Only those RE cases with CTS of European origin were used in the association analysis.
Figure 1Association of centrotemporal spikes (CTS) in the 11p13 linkage locus. (A) LocusZoom42 plot for the association of 152 CTS cases with 1000 population controls using an additive model under the CTS 1‐LOD linkage interval with rs662702 (purple diamond) and two imputed SNPs annotated to ELP4 in linkage disequilibrium with rs662702, providing a region‐wide significant association with CTS. (B) Association evidence for rs662702 with 95% confidence intervals for independent North American and European samples. The summary row reflects the association analysis at rs662702 presented in Figure 1A, which includes the North American CTS cases, the European CTS cases, four additional CTS cases from Argentina who are not included in the North American‐only or European‐only analyses, and all 1000 population controls, with genotype distribution of 6/31/115 and 3/145/852 (TT/TC/CC) for CTS cases and controls, respectively.

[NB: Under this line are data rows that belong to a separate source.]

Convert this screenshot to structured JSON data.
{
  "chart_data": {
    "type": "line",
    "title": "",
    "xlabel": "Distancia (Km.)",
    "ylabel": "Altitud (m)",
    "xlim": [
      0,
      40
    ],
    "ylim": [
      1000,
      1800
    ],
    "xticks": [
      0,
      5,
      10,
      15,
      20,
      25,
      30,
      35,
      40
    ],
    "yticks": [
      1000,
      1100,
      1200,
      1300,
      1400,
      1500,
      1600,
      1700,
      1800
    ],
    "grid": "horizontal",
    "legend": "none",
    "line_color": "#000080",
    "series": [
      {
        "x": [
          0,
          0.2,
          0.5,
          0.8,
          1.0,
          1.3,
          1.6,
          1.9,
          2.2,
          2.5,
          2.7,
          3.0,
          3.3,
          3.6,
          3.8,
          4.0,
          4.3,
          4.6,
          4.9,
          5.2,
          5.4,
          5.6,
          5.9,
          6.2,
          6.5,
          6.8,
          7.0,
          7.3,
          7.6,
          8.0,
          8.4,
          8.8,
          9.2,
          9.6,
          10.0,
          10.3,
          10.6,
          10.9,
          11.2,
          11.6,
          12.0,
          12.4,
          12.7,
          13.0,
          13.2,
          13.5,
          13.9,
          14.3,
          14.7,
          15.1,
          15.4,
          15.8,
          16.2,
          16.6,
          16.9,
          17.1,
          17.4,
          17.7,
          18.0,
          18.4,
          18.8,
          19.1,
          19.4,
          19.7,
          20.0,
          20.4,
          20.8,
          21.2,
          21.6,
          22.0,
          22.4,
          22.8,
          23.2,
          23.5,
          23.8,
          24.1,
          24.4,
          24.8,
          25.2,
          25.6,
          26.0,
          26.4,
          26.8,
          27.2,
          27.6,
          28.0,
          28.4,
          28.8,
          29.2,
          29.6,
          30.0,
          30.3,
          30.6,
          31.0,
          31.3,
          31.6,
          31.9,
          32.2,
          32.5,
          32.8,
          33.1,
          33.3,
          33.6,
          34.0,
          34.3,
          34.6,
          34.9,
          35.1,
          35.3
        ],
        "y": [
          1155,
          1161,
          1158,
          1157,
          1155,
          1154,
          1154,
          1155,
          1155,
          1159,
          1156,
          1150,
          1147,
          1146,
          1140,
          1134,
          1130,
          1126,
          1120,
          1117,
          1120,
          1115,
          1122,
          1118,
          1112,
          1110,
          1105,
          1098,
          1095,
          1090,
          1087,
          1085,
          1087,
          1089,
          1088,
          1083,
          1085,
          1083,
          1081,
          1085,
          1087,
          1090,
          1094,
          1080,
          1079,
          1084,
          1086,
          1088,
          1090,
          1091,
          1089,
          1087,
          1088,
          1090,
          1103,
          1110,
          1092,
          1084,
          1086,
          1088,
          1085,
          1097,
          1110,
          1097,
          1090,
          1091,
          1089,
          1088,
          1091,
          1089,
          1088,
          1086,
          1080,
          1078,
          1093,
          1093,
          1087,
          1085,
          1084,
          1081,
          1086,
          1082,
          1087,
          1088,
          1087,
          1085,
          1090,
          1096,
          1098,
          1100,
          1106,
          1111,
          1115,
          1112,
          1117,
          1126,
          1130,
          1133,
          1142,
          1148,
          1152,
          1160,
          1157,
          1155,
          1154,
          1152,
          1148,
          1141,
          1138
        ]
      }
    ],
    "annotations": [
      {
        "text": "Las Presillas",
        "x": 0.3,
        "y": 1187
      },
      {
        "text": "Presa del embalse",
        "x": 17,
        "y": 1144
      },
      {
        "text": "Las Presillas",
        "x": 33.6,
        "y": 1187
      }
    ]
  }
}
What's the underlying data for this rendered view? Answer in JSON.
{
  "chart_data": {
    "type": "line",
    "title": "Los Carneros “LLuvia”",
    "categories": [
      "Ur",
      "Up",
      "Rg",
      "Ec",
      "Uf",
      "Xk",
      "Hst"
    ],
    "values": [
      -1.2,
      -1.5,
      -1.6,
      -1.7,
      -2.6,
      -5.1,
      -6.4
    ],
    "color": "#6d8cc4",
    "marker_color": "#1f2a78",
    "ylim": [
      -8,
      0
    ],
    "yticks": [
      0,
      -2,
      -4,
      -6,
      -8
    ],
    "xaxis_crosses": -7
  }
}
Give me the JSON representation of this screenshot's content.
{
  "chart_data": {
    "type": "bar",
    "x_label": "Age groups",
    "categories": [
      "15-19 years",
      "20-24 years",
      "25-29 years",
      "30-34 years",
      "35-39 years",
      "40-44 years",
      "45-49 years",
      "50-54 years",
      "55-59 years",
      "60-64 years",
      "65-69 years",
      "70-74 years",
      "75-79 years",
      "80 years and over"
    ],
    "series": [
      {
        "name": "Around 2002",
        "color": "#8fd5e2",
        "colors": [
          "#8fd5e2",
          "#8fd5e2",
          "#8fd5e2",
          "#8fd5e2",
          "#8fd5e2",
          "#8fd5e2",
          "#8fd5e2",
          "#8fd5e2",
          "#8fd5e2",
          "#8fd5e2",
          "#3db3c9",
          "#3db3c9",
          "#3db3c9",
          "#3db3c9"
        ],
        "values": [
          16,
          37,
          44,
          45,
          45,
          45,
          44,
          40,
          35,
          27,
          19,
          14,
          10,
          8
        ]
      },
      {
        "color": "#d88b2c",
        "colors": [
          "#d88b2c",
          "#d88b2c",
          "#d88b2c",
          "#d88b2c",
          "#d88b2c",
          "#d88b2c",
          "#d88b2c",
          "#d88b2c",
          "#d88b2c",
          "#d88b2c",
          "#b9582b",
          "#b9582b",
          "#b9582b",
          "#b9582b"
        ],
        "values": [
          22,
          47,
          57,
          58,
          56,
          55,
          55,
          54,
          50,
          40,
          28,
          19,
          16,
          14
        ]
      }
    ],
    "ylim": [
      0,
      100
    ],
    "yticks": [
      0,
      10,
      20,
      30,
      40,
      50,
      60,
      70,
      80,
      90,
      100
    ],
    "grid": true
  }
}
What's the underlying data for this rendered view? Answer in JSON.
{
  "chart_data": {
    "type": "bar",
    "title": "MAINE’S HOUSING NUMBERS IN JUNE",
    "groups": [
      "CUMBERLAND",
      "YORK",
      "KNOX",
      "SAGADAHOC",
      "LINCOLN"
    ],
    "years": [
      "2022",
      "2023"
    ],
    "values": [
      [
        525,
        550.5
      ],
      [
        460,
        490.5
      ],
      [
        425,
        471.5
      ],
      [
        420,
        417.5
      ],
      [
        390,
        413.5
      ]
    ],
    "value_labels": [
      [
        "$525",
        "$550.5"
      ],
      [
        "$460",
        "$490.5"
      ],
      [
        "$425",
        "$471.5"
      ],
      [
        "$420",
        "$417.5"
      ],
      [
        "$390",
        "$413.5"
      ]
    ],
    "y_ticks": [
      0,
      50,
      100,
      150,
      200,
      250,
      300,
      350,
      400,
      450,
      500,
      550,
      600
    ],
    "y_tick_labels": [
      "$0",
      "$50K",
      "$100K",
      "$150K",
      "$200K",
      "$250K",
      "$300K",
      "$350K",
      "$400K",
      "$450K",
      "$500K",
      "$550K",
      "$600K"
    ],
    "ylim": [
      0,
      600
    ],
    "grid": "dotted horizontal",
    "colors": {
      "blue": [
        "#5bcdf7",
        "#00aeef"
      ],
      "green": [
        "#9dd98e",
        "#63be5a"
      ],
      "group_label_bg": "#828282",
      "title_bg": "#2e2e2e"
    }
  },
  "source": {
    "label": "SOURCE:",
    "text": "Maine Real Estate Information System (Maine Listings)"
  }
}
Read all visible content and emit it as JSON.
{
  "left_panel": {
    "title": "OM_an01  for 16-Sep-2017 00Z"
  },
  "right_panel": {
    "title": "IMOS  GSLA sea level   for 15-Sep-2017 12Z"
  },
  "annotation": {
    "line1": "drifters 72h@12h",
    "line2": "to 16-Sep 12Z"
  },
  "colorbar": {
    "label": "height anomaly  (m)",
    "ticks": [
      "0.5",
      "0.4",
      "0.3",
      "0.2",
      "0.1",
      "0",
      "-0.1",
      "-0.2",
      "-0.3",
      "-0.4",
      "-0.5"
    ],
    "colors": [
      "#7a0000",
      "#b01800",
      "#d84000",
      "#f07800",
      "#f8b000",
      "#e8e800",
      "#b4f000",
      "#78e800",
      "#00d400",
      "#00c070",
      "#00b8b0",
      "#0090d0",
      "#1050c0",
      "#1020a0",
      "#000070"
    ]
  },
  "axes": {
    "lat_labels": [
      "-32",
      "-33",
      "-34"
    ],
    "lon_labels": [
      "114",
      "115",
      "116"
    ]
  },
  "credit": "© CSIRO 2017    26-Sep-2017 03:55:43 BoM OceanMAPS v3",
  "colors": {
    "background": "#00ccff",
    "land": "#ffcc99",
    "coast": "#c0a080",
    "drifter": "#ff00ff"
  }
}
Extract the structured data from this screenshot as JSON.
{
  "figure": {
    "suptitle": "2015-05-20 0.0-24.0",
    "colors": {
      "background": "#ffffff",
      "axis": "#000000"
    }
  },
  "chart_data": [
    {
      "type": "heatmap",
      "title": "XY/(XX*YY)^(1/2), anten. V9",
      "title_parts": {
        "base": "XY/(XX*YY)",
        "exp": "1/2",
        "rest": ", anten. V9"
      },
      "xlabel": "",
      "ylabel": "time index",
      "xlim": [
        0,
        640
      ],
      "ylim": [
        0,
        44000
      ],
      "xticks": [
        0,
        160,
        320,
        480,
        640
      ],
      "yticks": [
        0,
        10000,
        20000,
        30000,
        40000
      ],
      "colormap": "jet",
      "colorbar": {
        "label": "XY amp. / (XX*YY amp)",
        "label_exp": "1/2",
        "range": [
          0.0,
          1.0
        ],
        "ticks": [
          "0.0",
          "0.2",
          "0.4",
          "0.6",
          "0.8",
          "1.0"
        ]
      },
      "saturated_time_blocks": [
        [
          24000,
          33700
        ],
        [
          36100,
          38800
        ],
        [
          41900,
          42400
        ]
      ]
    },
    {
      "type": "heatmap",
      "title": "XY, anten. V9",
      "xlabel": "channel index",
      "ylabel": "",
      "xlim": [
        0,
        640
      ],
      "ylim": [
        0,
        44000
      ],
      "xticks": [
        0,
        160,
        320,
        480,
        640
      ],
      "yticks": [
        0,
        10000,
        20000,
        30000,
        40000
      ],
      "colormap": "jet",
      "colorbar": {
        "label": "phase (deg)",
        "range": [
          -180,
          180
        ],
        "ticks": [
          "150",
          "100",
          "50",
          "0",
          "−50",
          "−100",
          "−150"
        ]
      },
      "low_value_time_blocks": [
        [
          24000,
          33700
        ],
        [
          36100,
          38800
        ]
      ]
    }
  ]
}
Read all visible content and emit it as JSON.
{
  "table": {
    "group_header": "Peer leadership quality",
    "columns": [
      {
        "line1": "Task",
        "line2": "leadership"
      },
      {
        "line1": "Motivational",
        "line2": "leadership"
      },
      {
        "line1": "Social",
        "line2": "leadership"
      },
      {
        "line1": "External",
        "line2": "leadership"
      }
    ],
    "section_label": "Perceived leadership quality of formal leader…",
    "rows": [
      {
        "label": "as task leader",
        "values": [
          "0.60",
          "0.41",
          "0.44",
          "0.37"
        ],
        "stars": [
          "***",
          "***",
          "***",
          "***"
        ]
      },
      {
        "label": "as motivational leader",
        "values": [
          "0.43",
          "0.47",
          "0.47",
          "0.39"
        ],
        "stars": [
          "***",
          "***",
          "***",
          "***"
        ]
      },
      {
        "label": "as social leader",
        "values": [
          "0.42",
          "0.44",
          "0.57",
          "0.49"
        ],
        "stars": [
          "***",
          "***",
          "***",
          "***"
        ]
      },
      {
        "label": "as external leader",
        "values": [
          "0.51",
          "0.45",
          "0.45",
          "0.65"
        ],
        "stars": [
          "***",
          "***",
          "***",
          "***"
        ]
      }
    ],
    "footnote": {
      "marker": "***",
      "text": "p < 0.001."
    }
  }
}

Figure 2Overview of epigenetic interactions and evolutionary conservation at the rs662702 locus. (A) UCSC genome browser view of a curated set of transcription factor binding sites47 obtained by chromatin immunoprecipitation followed by DNA sequencing (ChIP‐seq) from both ENCODE46 and public datasets47 shows that the region surrounding rs662702 (light blue shading) overlaps several transcription factor binding sites. Most of the transcription factor binding sites within 250 bp of rs662702 come from breast cancer (13/21: NR3C3, FOXA1, and TFAP2C) and leukemia (5/21: ERG, FLI1, RUNX1, TCF12, MAX) cell lines. The remainder of the binding events come from a neuroectodermal cell line (FOXP2), differentiated keratinocytes (TP63), and an immortalized fibroblast (SNAPC1). When considering the summit of ChIP‐seq signal (larger box on colored line) of these bound transcription factors, TFAP2C summit is the closest to rs662702. This region is also annotated as an enhancer chromatin state (orange bars) in several regions of the brain and is a DNase I hypersensitive site in fetal brain (data from REMC).45 (B) Zoomed in view of rs662702 shows the close proximity of transcription factor binding summits for TFAP2C and FOXA1 as well as a strong conservation of the major C allele in mammals (Multiz69 alignment shown). (C) Summary of HaploReg (v4)48 predictions of the transcription factor binding site affinity changes due to rs662702. The reference and alternative allele and the affinity scores are shown. Both matches are to homeobox proteins belonging to the TALE family of homeodomain‐containing proteins. Mrg–1 motif is related to MEIS2 and Tgif–1 is related to TGIF1 (transforming factor growth beta (TGFβ)‐induced factor 1). The TGIF1 motif logo shown was obtained from the JASPAR database, which showed a score threshold >80% for the murine‐derived motif for the 60 bp sequence surrounding the SNP; the scoring is made against 200 random matrix models permuted for the motif sequence).49 According to Haploreg,48 the T allele increases the predicted binding affinity to TGIF1. NPC, neuronal progenitor cell; REMC, Roadmap Epigenomics Mapping Consortium.